Over the last few months, I’ve been challenging myself to write more, I couldn’t think of a better time to do this than mental health awareness week. This year’s theme is loneliness.
Over the last few months, I’ve been challenging myself to write more, I couldn’t think of a better time to do this than mental health awareness week. This year’s theme is loneliness. I wanted to highlight the journey that ProjectChange took in that and how I struggled with a huge amount of loneliness throughout it, and what I did to help make myself feel better or in some cases just distracted.
Loneliness is such an underestimated part of our mental health; we can more easily look at isolation and understand how loneliness can be a direct result of that. Especially after the last two years we’ve all had, the experiences we’ve had to endure, the events we’ve had to miss, the highs and lows of isolation that have led to more feelings of loneliness in all of us.
I’ve struggled over the last two years with huge bouts of feeling lonely. Lockdowns and a huge amount of anxiety of social settings compounded that. But I also made a rather big decision during the first lockdown to quit my job, full of friends and colleagues, regular interactions, and conversations, to try and create this new idea within ProjectChange. While I was supported by my amazing board and all the people we’ve worked with, I could go days without having a real conversation with anyone that was focused about work and that made me feel awful. I could feel my loneliness setting in.
My life had gone from being in an office 5 days a week with lots of colleagues, to spending about 18 months without any colleagues, no one to regularly bounce ideas off or just to have some informal chat. How’s the friends, how’s the family, how’s the pub (when it finally reopens). I’m an almost hyper-social being. I loved meeting people, I love learning things, I love trying new things and new challenges. Setting up a charity did all those things, but it also required a lot of emotional and mental strength and determination.

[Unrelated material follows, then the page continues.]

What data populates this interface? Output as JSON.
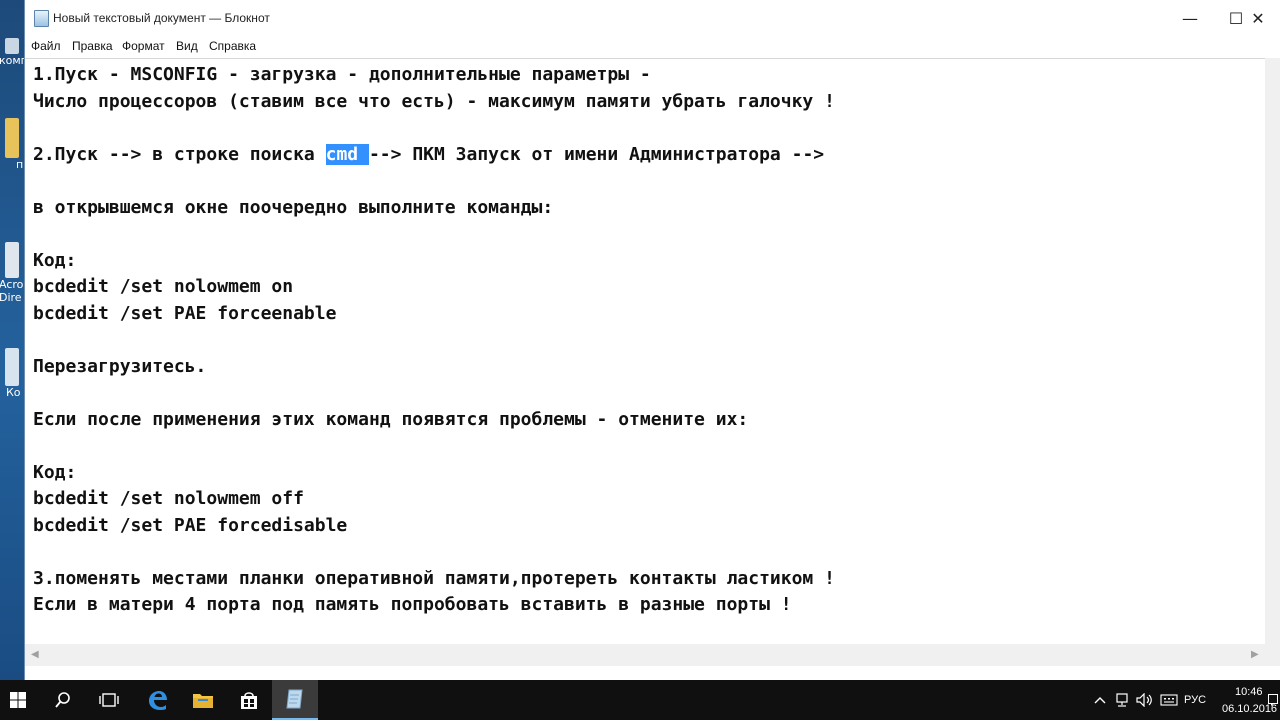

Our minds can be prisms of ideas and prisons of thoughts.
I’ve always been a very private person; I very much see my ability to champion and campaign about the things that matter to me aren’t dependant on having to share elements of my life I’m not comfortable with. But in the spirit of wanting to show other people that it is okay to have these feelings, and it’s okay to not feel okay sometimes, I wanted to.
I have the very melancholic honour of having struggled with depression since I was about 13, it has thankfully gotten better over the years and doesn’t control my life to the degree it did. But it is still a worry at the back of my head that this green-eyed monster does still stalk me; that’s why conversations about loneliness are so important to our health. If we are more aware of ourselves, more conscious of how we’re feeling and can feel like talking about it. It might not stop things getting worse, but it may just take off some of the immediate pressure.
I am surround by a great bunch of people in my life, people who inspire me, people who annoy me, people who I respect, people who I love, but most importantly people I feel I can share things with, talk about serious and important issues if it bothered me, and people who I usually lose pub quizzes with. I wouldn’t underestimate my safety net if the last 2 years has taught me anything.
So, what helped me? Is probably the big glaring hole. Well, I’d love to say I know but it’s probably a combination of things. What helped with my loneliness in ProjectChange? I think there was huge amount of stubbornness about wanting to make a change to something I really felt was very important. It probably wasn’t a sensible idea to put so much stress on myself as it very nearly broke on several occasions, but when it worked, when what we do works, it was the most euphoric feelings I’ve ever had.
There needs to be a recognition of the loneliness in our society, and I sense by the fact that you’ve got to the end of this blog that I may be preaching to the converted, but I don’t think we can talk about it enough. I really struggle with how I think other people perceive me. I think they look and me and think of he must have had it easy because he’s gone on to do some really big things and if he had really struggled, he wouldn’t be able to have done those things. What a load of rubbish, we’ve all struggled, we’ve all had hard days and weeks. I think it’s for everyone to highlight these emotions.
Especially when you’re believed by others to have made it, it’s important to show that behind the wallpapers, there’s always cracks. We just need to make sure they never become big enough that the building will come tumbling down and by talking about loneliness, by raising awareness of loneliness by being there for other people who may have struggled like I have, I hope we can deal with loneliness.